3

I have this simply code:

import scrapy
import re
import json
# from scrapy.http import FormRequest
from scrapy.spiders import CrawlSpider, Rule
from scrapy.linkextractors import LinkExtractor


class SpiderRecipe(CrawlSpider):
    name = "recipe"
    start_urls = [
        # 'https://www.giallozafferano.it/',
        'https://ricetta.it/dolci?page=1',
        # 'https://www.buonissimo.it/',
        # 'https://migusto.migros.ch/it.html'
    ]

    def parse(self,response):
        URL = response.request.url()
        if URL.split('/')[2] == "www.ricetta.it":

        recipes = response.xpath('//div[contains(@class,"row")]/div[contains(@class,"post-img-left")]').extract()
        # iterate through each recipe in a page
        for x in recipes.extract():
            title = response.xpath(recipes + '/a[contains(@class, "post-title")]/text()').extract()[x]
            image = response.xpath(recipes + '/div[contains(@class,"videoContainer")]/img/@src').extract()[x]
            description = response.xpath(recipes + '/p[contains(@class,"post-excerpt")]/text()').extract()[x]
            yield {
                'Title': title,
                'Image': image,
                'Description': description,
            }
            page = int(URL.split('=')[1]) + 1;
            if (page <= 148):
                # iterate through each page of recipes
                yield scrapy.Request(URL.split('=')[0] + str(page), callback=self.parse, dont_filter=True)
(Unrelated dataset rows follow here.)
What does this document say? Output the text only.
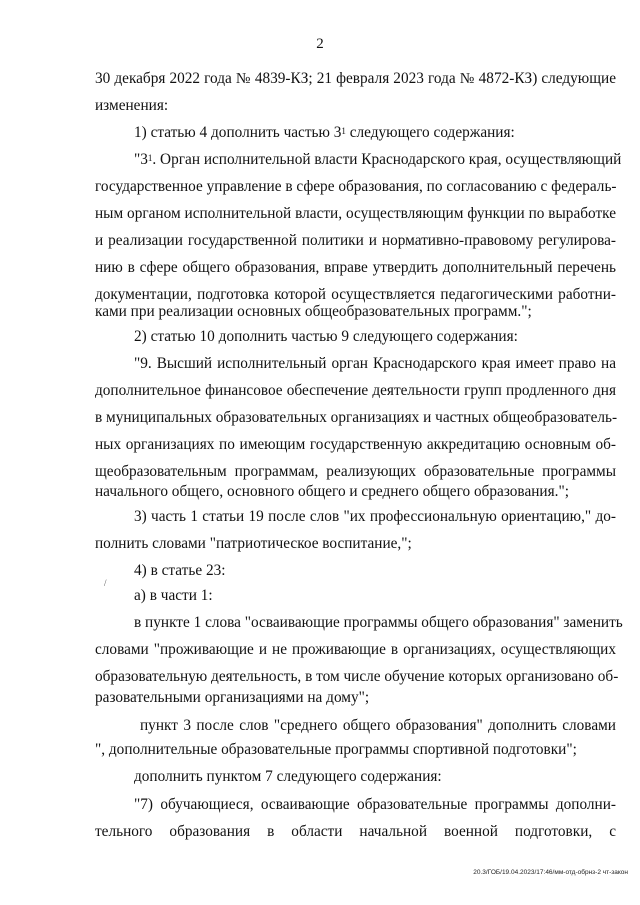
2
30 декабря 2022 года № 4839-КЗ; 21 февраля 2023 года № 4872-КЗ) следующие
изменения:
1) статью 4 дополнить частью $3^1$ следующего содержания:
"$3^1$. Орган исполнительной власти Краснодарского края, осуществляющий
государственное управление в сфере образования, по согласованию с федераль-
ным органом исполнительной власти, осуществляющим функции по выработке
и реализации государственной политики и нормативно-правовому регулирова-
нию в сфере общего образования, вправе утвердить дополнительный перечень
документации, подготовка которой осуществляется педагогическими работни-
ками при реализации основных общеобразовательных программ.";
2) статью 10 дополнить частью 9 следующего содержания:
"9. Высший исполнительный орган Краснодарского края имеет право на
дополнительное финансовое обеспечение деятельности групп продленного дня
в муниципальных образовательных организациях и частных общеобразователь-
ных организациях по имеющим государственную аккредитацию основным об-
щеобразовательным программам, реализующих образовательные программы
начального общего, основного общего и среднего общего образования.";
3) часть 1 статьи 19 после слов "их профессиональную ориентацию," до-
полнить словами "патриотическое воспитание,";
/
4) в статье 23:
а) в части 1:
в пункте 1 слова "осваивающие программы общего образования" заменить
словами "проживающие и не проживающие в организациях, осуществляющих
образовательную деятельность, в том числе обучение которых организовано об-
разовательными организациями на дому";
пункт 3 после слов "среднего общего образования" дополнить словами
", дополнительные образовательные программы спортивной подготовки";
дополнить пунктом 7 следующего содержания:
"7) обучающиеся, осваивающие образовательные программы дополни-
тельного образования в области начальной военной подготовки, с
20.3/ГОБ/19.04.2023/17:46/мм-отд-обрнз-2 чт-закон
It is called by the terminal using scrapy runspider recipe.py -o output.json.

The first part of the codw works, because it can take the starting URL, but I don't understand why the parse function is not called, also if the code isn't correct I tried to print at the beginning of the function a string but it didn't work. I tried to check for solutions, but my function is inside the class and I have correctly inserted the url from where we have to start (the link is correct). Maybe it is something very easy but I cannot find it. I also read that the function must be called but in the examples no one does it, and in addition I continuously call it at the end of the code.

Ele975
  • 352
  • 3
  • 13
  • where are you calling `parse()` ? – Patrick Nov 23 '21 at 11:34
  • In the code above, the `SpiderRecipe` class is declared, but not instantiated at any moment; could you also post the part code where you instantiate it? – Haroldo_OK Nov 23 '21 at 11:37
  • 1
    @Haroldo_OK I call the code in the terminal using scrapy runspider recipe.py -o output.json, if this is what you're saying. The first part works, I can print the url_starts, but the method is never called – Ele975 Nov 23 '21 at 11:48
  • @Patrick as I said, I don't think I've to call parse() because it is suppose to be automatic by calling the spider in the terminal – Ele975 Nov 23 '21 at 11:49
  • @Patrick this means that I have to add for example a method start that yeld a request calling the method parse? Like the method def start_requests(self) in the second example of this link? https://docs.scrapy.org/en/latest/intro/tutorial.html – Ele975 Nov 23 '21 at 11:55

2 Answers2

2

I solved the problem. I have in addition an environment for python in another folder, then I have to activate first the environment, and then I can start scrapy from the terminal where is my spider. The class doesn't have to be instantiate and the methods don't have to be called manually because Scrapy does it automatically.

Ele975
  • 352
  • 3
  • 13
0

I had faced this same problem when i started to learn scrappy and figured out it was from the settings.py file

changing
ROBOTSTXT_OBEY = True
To 
ROBOTSTXT_OBEY = False

helps me hope that helps you as well